Pour autant, loin du complot ou de la rumeur populaire, il existe bel est bien un retour de la censure si l’on prend le cas des artistes. 

Comme le montre notamment Paul Ardenne, historien de l’Art, critique et commissaire d’exposition (« Talking About A Revolution » au 22 Visconti 75006 Paris), la censure se porte très bien. Si on égrène les signaux, l’heure n’est pas à la licence. 

Le perfomer russe Piotr Pavlenski, défendu entre autres par la metteuse en scène Ariane Mnouchkine, fait face à une détention prolongée et jugée disproportionnée à Fleury-Mérogis après une performance incendiaire à la banque de France. Un cas de censure corporatiste suscite également le débat, celui de Daniel Buren refusant à un artiste affichiste (comme lui à des débuts) d’exposer près de son œuvre Les deux plateaux plus communément appelée « Colonnes de Buren » au Palais Royal à Paris. Ce sont là des situations qui questionnent le climat actuel.

Plus franche en revanche est la censure (et son corollaire encore plus inquiétant l’auto-censure) qui à l’heure d’une numérique se traduit par une forme d’"esthétiquement correct". Ce sont les continuelles attaques anachroniques venues des réseaux sociaux où certains continuent de vouloir décrocher des œuvres « scandaleuses » qui avaient précisément dépassé la censure pour rejoindre les musées, ou des œuvres qui de leur temps ne l’étaient mais le seraient au regard d’aujourd’hui. Enfin c’est la censure algorithmique d’Instagram et de Facebook (entre autres) qui sévit, de L’Origine du monde de Courbet à la Vénus de Willendorf, une statuette représentant la déesse de la fécondité, vieille de 30.000 ans.

Les robots filtreurs « sabordent la culture » comme le dénonce l’artiste Laina Hadengue, elle aussi censurée d’Instagram pour un bout de sein sur l’une de ses ouvres.

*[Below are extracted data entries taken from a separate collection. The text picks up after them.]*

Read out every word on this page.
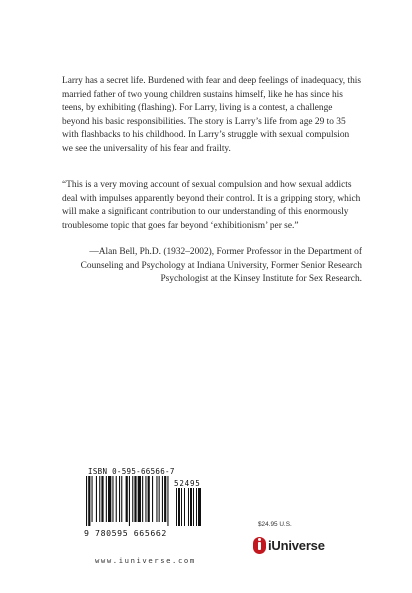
Larry has a secret life. Burdened with fear and deep feelings of inadequacy, this married father of two young children sustains himself, like he has since his teens, by exhibiting (flashing). For Larry, living is a contest, a challenge beyond his basic responsibilities. The story is Larry’s life from age 29 to 35 with flashbacks to his childhood. In Larry’s struggle with sexual compulsion we see the universality of his fear and frailty.

“This is a very moving account of sexual compulsion and how sexual addicts deal with impulses apparently beyond their control. It is a gripping story, which will make a significant contribution to our understanding of this enormously troublesome topic that goes far beyond ‘exhibitionism’ per se.”

—Alan Bell, Ph.D. (1932–2002), Former Professor in the Department of
Counseling and Psychology at Indiana University, Former Senior Research
Psychologist at the Kinsey Institute for Sex Research.
ISBN 0-595-66566-7
52495
9 780595 665662
www.iuniverse.com
$24.95 U.S.
iUniverse
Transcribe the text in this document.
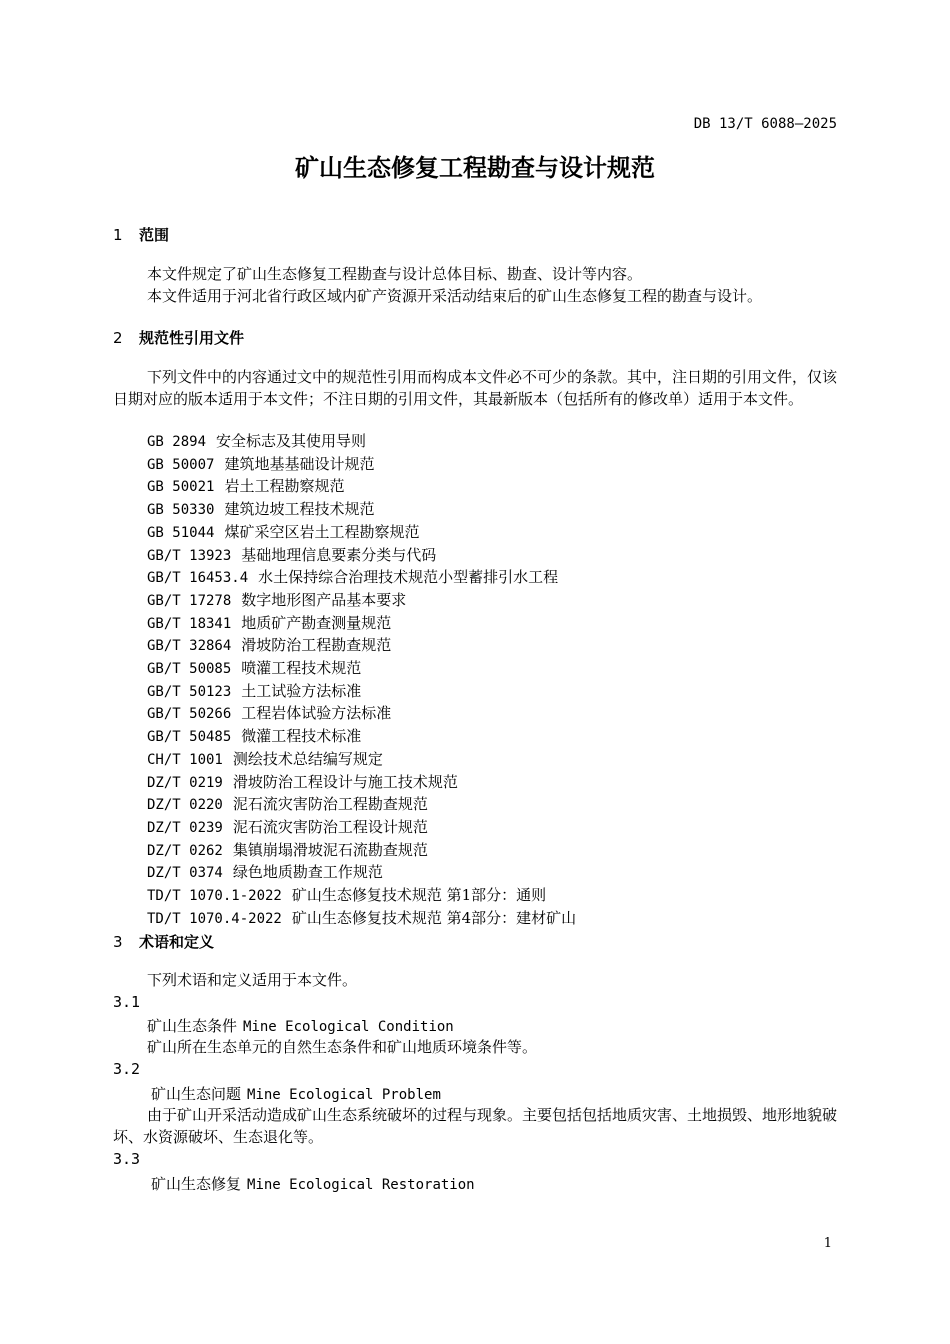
DB 13/T 6088—2025
矿山生态修复工程勘查与设计规范
1 范围
本文件规定了矿山生态修复工程勘查与设计总体目标、勘查、设计等内容。
本文件适用于河北省行政区域内矿产资源开采活动结束后的矿山生态修复工程的勘查与设计。
2 规范性引用文件
下列文件中的内容通过文中的规范性引用而构成本文件必不可少的条款。其中，注日期的引用文件，仅该日期对应的版本适用于本文件；不注日期的引用文件，其最新版本（包括所有的修改单）适用于本文件。
GB 2894 安全标志及其使用导则
GB 50007 建筑地基基础设计规范
GB 50021 岩土工程勘察规范
GB 50330 建筑边坡工程技术规范
GB 51044 煤矿采空区岩土工程勘察规范
GB/T 13923 基础地理信息要素分类与代码
GB/T 16453.4 水土保持综合治理技术规范小型蓄排引水工程
GB/T 17278 数字地形图产品基本要求
GB/T 18341 地质矿产勘查测量规范
GB/T 32864 滑坡防治工程勘查规范
GB/T 50085 喷灌工程技术规范
GB/T 50123 土工试验方法标准
GB/T 50266 工程岩体试验方法标准
GB/T 50485 微灌工程技术标准
CH/T 1001 测绘技术总结编写规定
DZ/T 0219 滑坡防治工程设计与施工技术规范
DZ/T 0220 泥石流灾害防治工程勘查规范
DZ/T 0239 泥石流灾害防治工程设计规范
DZ/T 0262 集镇崩塌滑坡泥石流勘查规范
DZ/T 0374 绿色地质勘查工作规范
TD/T 1070.1-2022 矿山生态修复技术规范 第1部分：通则
TD/T 1070.4-2022 矿山生态修复技术规范 第4部分：建材矿山
3 术语和定义
下列术语和定义适用于本文件。
3.1
矿山生态条件 Mine Ecological Condition
矿山所在生态单元的自然生态条件和矿山地质环境条件等。
3.2
矿山生态问题 Mine Ecological Problem
由于矿山开采活动造成矿山生态系统破坏的过程与现象。主要包括包括地质灾害、土地损毁、地形地貌破坏、水资源破坏、生态退化等。
3.3
矿山生态修复 Mine Ecological Restoration
1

Pour ne se pas retrouver « dans un monde d’images sans pensées », elle vient de lancer un blog « Toute Licence pour l’art » ouvert aux témoignages de tous les artistes, écrivains et autres créateurs victimes de ces nouvelles formes de censures. 

Qu’est-ce qui est le plus dévastateur pour l’art et la culture : une pensée, parfois provocante et questionnante ou une pensée vide de sens, dérivant insensiblement vers l’absence de pensée? Interroge Laina Hadengue.

Il y a plus de vingt ans déjà, l'artiste catalan Antoni Muntadas mettait en place son File Room, une création destinée à documenter à l'échelle globale et via Internet tous les cas existants et ayant existé de censure dans le domaine culturel. Il semble qu'il soit aujourd’hui nécessaire de réactiver cette démarche de veille.